No caso em exame, a questão principal envolve a presença de um incapaz no polo ativo da ação, entendendo o juízo suscitado que sua competência deve ser limitada a “causas de saúde” (sic) que não envolvam criança ou adolescente, citando o estatuto da criança e do adolescente.

Todavia, muito embora no caso concreto a pretensão esteja fundamentada no direito à saúde, assegurado na Constituição da República, cuida-se de demanda de cunho patrimonial, na qual o autor, menor de idade, busca tratamento dentário e indenização por danos morais em razão de um acidente ocorrido na escola em que estuda, não se enquadrando em qualquer das hipóteses previstas no art. 148 do Estatuto da Criança e do Adolescente.

O caso tratado também não revela situação de risco, maus tratos ou abandono apto a ensejar a proteção especial advinda do normativo mencionado e a transferência da lide para os auspícios da vara especializada para julgar ações de infância e juventude.

Ademais, a Lei n. 12.153/2009 não restringe ou mesmo excepciona a participação do incapaz nas ações de sua competência, delimitando em seu teor aqueles que podem ser partes nas ações sob sua égide.
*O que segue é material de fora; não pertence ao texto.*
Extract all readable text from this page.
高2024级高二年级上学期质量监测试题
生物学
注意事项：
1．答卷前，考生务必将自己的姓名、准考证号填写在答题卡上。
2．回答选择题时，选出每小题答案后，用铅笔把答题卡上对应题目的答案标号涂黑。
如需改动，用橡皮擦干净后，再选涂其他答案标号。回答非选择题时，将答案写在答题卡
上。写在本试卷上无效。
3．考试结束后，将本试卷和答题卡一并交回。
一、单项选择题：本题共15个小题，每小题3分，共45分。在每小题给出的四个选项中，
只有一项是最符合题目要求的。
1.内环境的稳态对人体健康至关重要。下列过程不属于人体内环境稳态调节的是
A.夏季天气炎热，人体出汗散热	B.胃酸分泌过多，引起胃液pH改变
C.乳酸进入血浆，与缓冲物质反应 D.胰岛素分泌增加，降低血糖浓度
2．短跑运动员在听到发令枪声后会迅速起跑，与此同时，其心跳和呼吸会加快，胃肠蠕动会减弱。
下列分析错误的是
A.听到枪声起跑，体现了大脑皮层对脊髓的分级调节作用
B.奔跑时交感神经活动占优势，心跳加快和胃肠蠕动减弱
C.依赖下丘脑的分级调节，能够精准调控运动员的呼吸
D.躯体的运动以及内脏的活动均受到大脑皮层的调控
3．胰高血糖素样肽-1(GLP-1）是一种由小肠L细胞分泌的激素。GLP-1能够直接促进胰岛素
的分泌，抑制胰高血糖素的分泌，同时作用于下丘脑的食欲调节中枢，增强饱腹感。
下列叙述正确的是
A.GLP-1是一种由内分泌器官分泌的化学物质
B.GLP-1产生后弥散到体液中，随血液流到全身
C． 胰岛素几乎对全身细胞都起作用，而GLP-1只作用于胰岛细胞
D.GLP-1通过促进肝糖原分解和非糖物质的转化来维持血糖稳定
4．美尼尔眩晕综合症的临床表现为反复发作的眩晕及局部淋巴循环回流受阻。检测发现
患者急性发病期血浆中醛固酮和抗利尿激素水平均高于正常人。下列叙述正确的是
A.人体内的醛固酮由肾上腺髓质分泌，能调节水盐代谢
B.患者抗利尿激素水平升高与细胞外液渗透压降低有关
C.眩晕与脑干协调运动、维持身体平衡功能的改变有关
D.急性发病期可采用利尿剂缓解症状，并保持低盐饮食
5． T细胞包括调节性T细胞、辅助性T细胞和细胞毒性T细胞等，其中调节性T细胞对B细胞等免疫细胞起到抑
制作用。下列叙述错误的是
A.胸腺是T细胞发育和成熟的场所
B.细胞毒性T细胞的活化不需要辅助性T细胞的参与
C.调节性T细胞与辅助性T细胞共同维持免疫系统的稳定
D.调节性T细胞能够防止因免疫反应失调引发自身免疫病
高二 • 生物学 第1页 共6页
Veja-se:

Art. 5º Podem ser partes no Juizado Especial da Fazenda Pública:

I – como autores, as pessoas físicas e as microempresas e empresas de pequeno porte, assim definidas na Lei Complementar nº 123, de 14 de dezembro de 2006;

II – como réus, os Estados, o Distrito Federal, os Territórios e os Municípios, bem como autarquias, fundações e empresas públicas a eles vinculadas.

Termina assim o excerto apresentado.